Schwedens Reichstag hat den Mord an Armeniern im Osmanischen Reich als Völkermord eingestuft. Die Türkei reagierte empört.
In dem Streit um die Bewertung der Massenmorde an Armeniern im Osmanischen Reich wird es für die Türkei immer enger. Nach einem Ausschuss des US-Kongresses hat nun auch Schwedens Reichstag eine Resolution verabschiedet, in der der Massenmord an Armeniern und anderen ethnischen Gruppen 1915 im Osmanischen Reich als Völkermord eingestuft wird. Nun haben bereits 20 Staaten die Gräuel als Völkermord anerkannt, rechnet die türkische Seite vor.

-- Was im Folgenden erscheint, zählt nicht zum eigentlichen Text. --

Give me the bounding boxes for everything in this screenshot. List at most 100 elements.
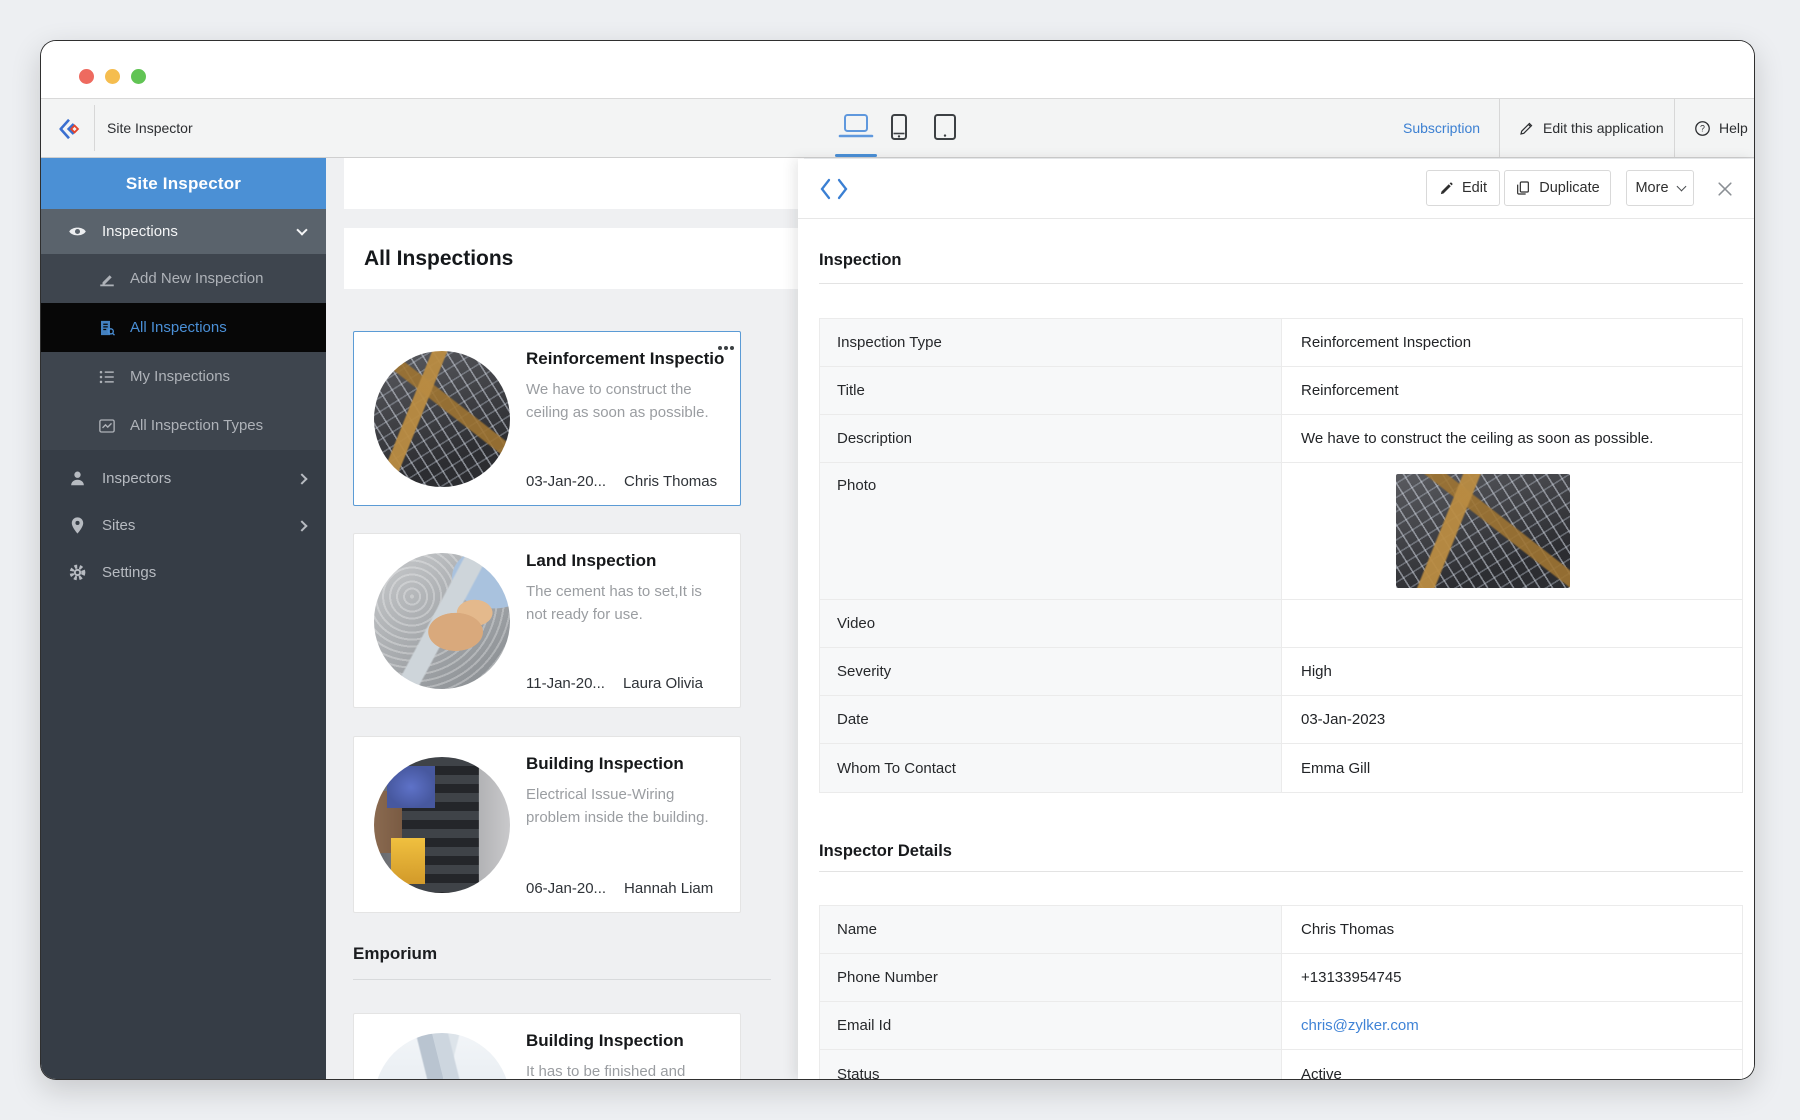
minimize-window-icon[interactable] xyxy=(105,69,120,84)
section-title-inspector-details: Inspector Details xyxy=(819,836,952,866)
sidebar-item-inspections[interactable]: Inspections xyxy=(41,209,326,254)
list-group-header: Emporium xyxy=(353,944,437,964)
table-row: Name Chris Thomas xyxy=(820,906,1742,954)
card-owner: Chris Thomas xyxy=(624,473,717,490)
inspection-card-reinforcement[interactable]: Reinforcement Inspection We have to cons… xyxy=(353,331,741,506)
edit-this-application-button[interactable]: Edit this application xyxy=(1519,99,1664,157)
chevron-right-icon xyxy=(296,473,307,484)
copy-icon xyxy=(1515,180,1531,196)
field-label: Photo xyxy=(820,463,1282,599)
field-value: Reinforcement Inspection xyxy=(1282,319,1742,366)
close-window-icon[interactable] xyxy=(79,69,94,84)
inspection-detail-table: Inspection Type Reinforcement Inspection… xyxy=(819,318,1743,793)
card-title: Building Inspection xyxy=(526,754,724,774)
help-button[interactable]: ? Help xyxy=(1694,99,1748,157)
field-label: Name xyxy=(820,906,1282,953)
active-device-indicator xyxy=(835,154,877,157)
zoho-creator-logo-icon[interactable] xyxy=(57,117,81,141)
inspection-card-building[interactable]: Building Inspection Electrical Issue-Wir… xyxy=(353,736,741,913)
question-circle-icon: ? xyxy=(1694,120,1711,137)
code-view-icon[interactable] xyxy=(819,177,849,206)
group-divider xyxy=(353,979,771,980)
card-title: Reinforcement Inspection xyxy=(526,349,724,369)
field-label: Status xyxy=(820,1050,1282,1079)
inspections-submenu: Add New Inspection All Inspections My In… xyxy=(41,254,326,450)
table-row: Status Active xyxy=(820,1050,1742,1079)
phone-view-icon[interactable] xyxy=(888,113,910,141)
pen-square-icon xyxy=(98,270,116,288)
chart-box-icon xyxy=(98,417,116,435)
chevron-down-icon xyxy=(1676,181,1686,191)
list-view-title: All Inspections xyxy=(344,228,804,289)
field-label: Email Id xyxy=(820,1002,1282,1049)
card-photo-electrical xyxy=(374,757,510,893)
tablet-view-icon[interactable] xyxy=(932,113,958,141)
field-label: Whom To Contact xyxy=(820,744,1282,792)
card-title: Building Inspection xyxy=(526,1031,724,1051)
field-value: 03-Jan-2023 xyxy=(1282,696,1742,743)
map-pin-icon xyxy=(68,516,87,535)
card-owner: Hannah Liam xyxy=(624,880,713,897)
svg-text:?: ? xyxy=(1700,123,1705,133)
photo-thumbnail[interactable] xyxy=(1396,474,1570,588)
chevron-right-icon xyxy=(296,520,307,531)
inspection-card-emporium-building[interactable]: Building Inspection It has to be finishe… xyxy=(353,1013,741,1080)
gear-icon xyxy=(68,563,87,582)
table-row: Photo xyxy=(820,463,1742,600)
table-row: Date 03-Jan-2023 xyxy=(820,696,1742,744)
card-photo-rebar xyxy=(374,351,510,487)
sidebar-item-settings[interactable]: Settings xyxy=(41,550,326,595)
sidebar-item-all-inspection-types[interactable]: All Inspection Types xyxy=(41,401,326,450)
card-date: 03-Jan-20... xyxy=(526,473,606,490)
field-value: Emma Gill xyxy=(1282,744,1742,792)
section-divider xyxy=(819,871,1743,872)
card-photo-tower xyxy=(374,1033,510,1081)
inspector-details-table: Name Chris Thomas Phone Number +13133954… xyxy=(819,905,1743,1079)
section-title-inspection: Inspection xyxy=(819,245,902,275)
application-name: Site Inspector xyxy=(107,99,193,157)
more-button[interactable]: More xyxy=(1626,170,1694,206)
field-label: Inspection Type xyxy=(820,319,1282,366)
card-date: 11-Jan-20... xyxy=(526,675,605,692)
field-label: Date xyxy=(820,696,1282,743)
sidebar: Site Inspector Inspections Add New Inspe… xyxy=(41,158,326,1079)
field-label: Severity xyxy=(820,648,1282,695)
sidebar-item-sites[interactable]: Sites xyxy=(41,503,326,548)
eye-icon xyxy=(68,222,87,241)
card-title: Land Inspection xyxy=(526,551,724,571)
desktop-view-icon[interactable] xyxy=(837,113,875,143)
inspection-card-land[interactable]: Land Inspection The cement has to set,It… xyxy=(353,533,741,708)
field-label: Description xyxy=(820,415,1282,462)
table-row: Phone Number +13133954745 xyxy=(820,954,1742,1002)
field-value: Active xyxy=(1282,1050,1742,1079)
person-icon xyxy=(68,469,87,488)
top-toolbar: Site Inspector Subscription Edit this ap… xyxy=(41,98,1754,158)
field-value: We have to construct the ceiling as soon… xyxy=(1282,415,1742,462)
detail-panel-header: Edit Duplicate More xyxy=(798,159,1754,219)
email-link[interactable]: chris@zylker.com xyxy=(1282,1002,1742,1049)
sidebar-item-add-new-inspection[interactable]: Add New Inspection xyxy=(41,254,326,303)
table-row: Description We have to construct the cei… xyxy=(820,415,1742,463)
sidebar-item-my-inspections[interactable]: My Inspections xyxy=(41,352,326,401)
edit-button[interactable]: Edit xyxy=(1426,170,1500,206)
card-description: The cement has to set,It is not ready fo… xyxy=(526,580,724,627)
table-row: Severity High xyxy=(820,648,1742,696)
card-description: Electrical Issue-Wiring problem inside t… xyxy=(526,783,724,830)
field-value xyxy=(1282,600,1742,647)
duplicate-button[interactable]: Duplicate xyxy=(1504,170,1611,206)
close-panel-icon[interactable] xyxy=(1712,176,1738,202)
chevron-down-icon xyxy=(296,224,307,235)
subscription-link[interactable]: Subscription xyxy=(1403,99,1480,157)
field-value: +13133954745 xyxy=(1282,954,1742,1001)
card-menu-icon[interactable] xyxy=(718,346,722,350)
table-row: Whom To Contact Emma Gill xyxy=(820,744,1742,792)
zoom-window-icon[interactable] xyxy=(131,69,146,84)
field-label: Title xyxy=(820,367,1282,414)
app-window: Site Inspector Subscription Edit this ap… xyxy=(40,40,1755,1080)
report-search-icon xyxy=(98,319,116,337)
sidebar-item-all-inspections[interactable]: All Inspections xyxy=(41,303,326,352)
toolbar-divider xyxy=(1499,99,1500,157)
card-description: We have to construct the ceiling as soon… xyxy=(526,378,724,425)
list-topbar xyxy=(344,158,804,209)
sidebar-item-inspectors[interactable]: Inspectors xyxy=(41,456,326,501)
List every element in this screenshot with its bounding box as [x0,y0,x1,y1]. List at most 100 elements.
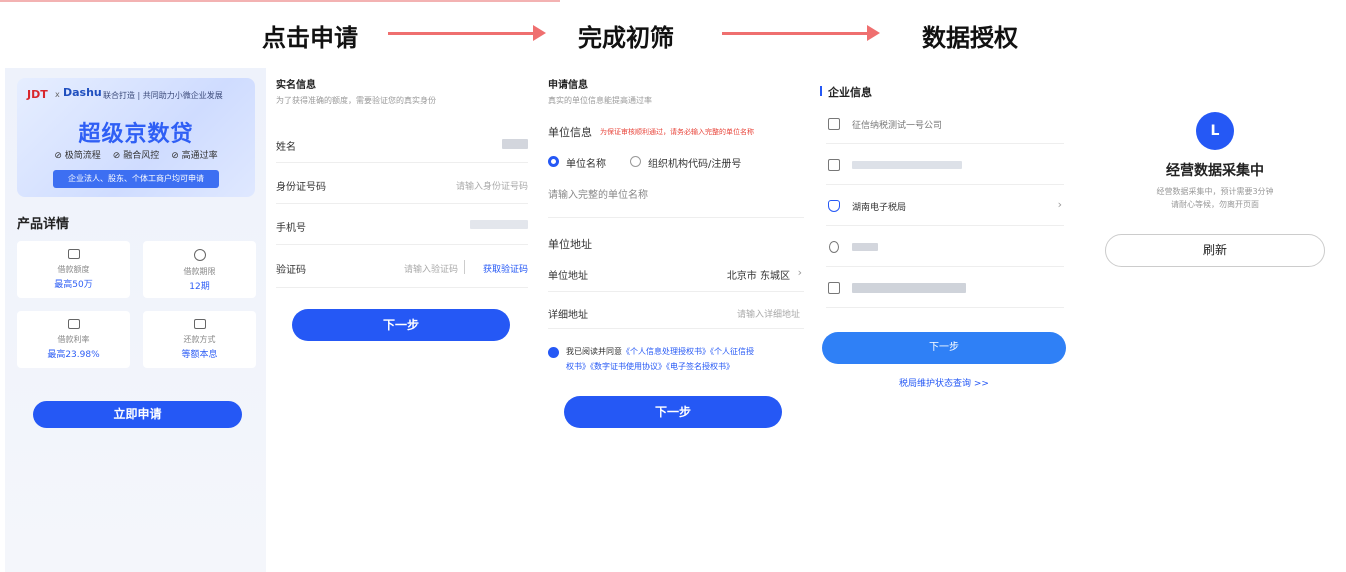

Auf 22 Länder kommen die Armenier in ihrer Zählung.
Wie schon bei der Resolution des US-Kongresses löste die Entscheidung des Stockholmer Reichstages in der Türkei Empörung aus. In Ankara bestellte der Außenminister den schwedischen Botschafter Christer Asp ein. Der türkische Ministerpräsident Recep Tayyip Erdogan sagte einen für nächste Woche geplanten Besuch in Schweden ab.
Ankara will, dass sich Historiker mit den Geschehnissen befassen, während Politiker „Lehren für eine bessere Zukunft“ ziehen sollen. „Es ist die Türkei die dazu aufruft, sich ehrlich mit der Geschichte auseinanderzusetzen“, erklärt Erdogan.
Diese Argumentation aber überzeugt international ganz offensichtlich immer weniger. „Deutschland hat die Verantwortung für den Holocaust akzeptiert“, hatte der Vorsitzende des Auswärtigen Ausschusses im US-Kongress, Howard Berman, in der vergangenen Woche argumentiert. „Für die Türkei ist es jetzt Zeit, die Realitäten des Genozids an den Armeniern zu akzeptieren.“
Es sind verbündete Staaten, die die Türkei unter Druck setzen. „Unser ,Freund’ Schweden sticht uns mit einer Stimme Mehrheit das Messer in den Rücken“, schrieb die türkische Tageszeitung „Sabah“. Und die auflagenstärkste Zeitung „Hürriyet“ stellte fest, mit Schweden habe ein erklärter Unterstützer der Türkei dafür gestimmt, die Taten als Völkermord zu bewerten.
Ausgerechnet wir, könnte Schwedens Außenminister Carl Bildt über die Entscheidung des Stockholmer Reichstages gedacht zu haben. Denn die Skandinavier haben sich in den letzten Jahren innerhalb der EU als unerschrockene Verfechter eines türkischen Beitritts profiliert.
Diese Verknüpfung stellte Bildt nach außen nicht her, distanzierte sich aber scharf von der Haltung des eigenen Parlamentes: „Die Entscheidung des Reichstages beeinflusst nicht die Regierungspolitik. Unsere Regierung sitzt nicht zu Gericht über die Geschichte.“ Dabei hat Bildt sonst wenige Probleme mit großen historischen Vergleichen und Urteilen. So verglich er das russische Vorgehen im Krieg gegen Georgien mit Hitlers Einmarsch im Sudetenland.
Gegenüber der Türkei aber hält der Schwede alles für unverzeihlich, was die Annäherung des Landes an die EU gefährden könnte. Während ihrer Ratspräsidentschaft letztes Jahr stemmten sich Bildt und sein Regierungschef Fredrik Reinfeldt immer wieder gegen zunehmende Skepsis gegenüber der Türkei in vielen anderen EU-Ländern, darunter auch Deutschland. Sie verteidigten stets die Reformanstrengungen von Ministerpräsident Recep Tayyip Erdogan. Und mussten nun die Absage eines nächste Woche geplanten Erdogan-Besuchs in Stockholm aus Protest gegen den Reichstags-Beschluss schlucken.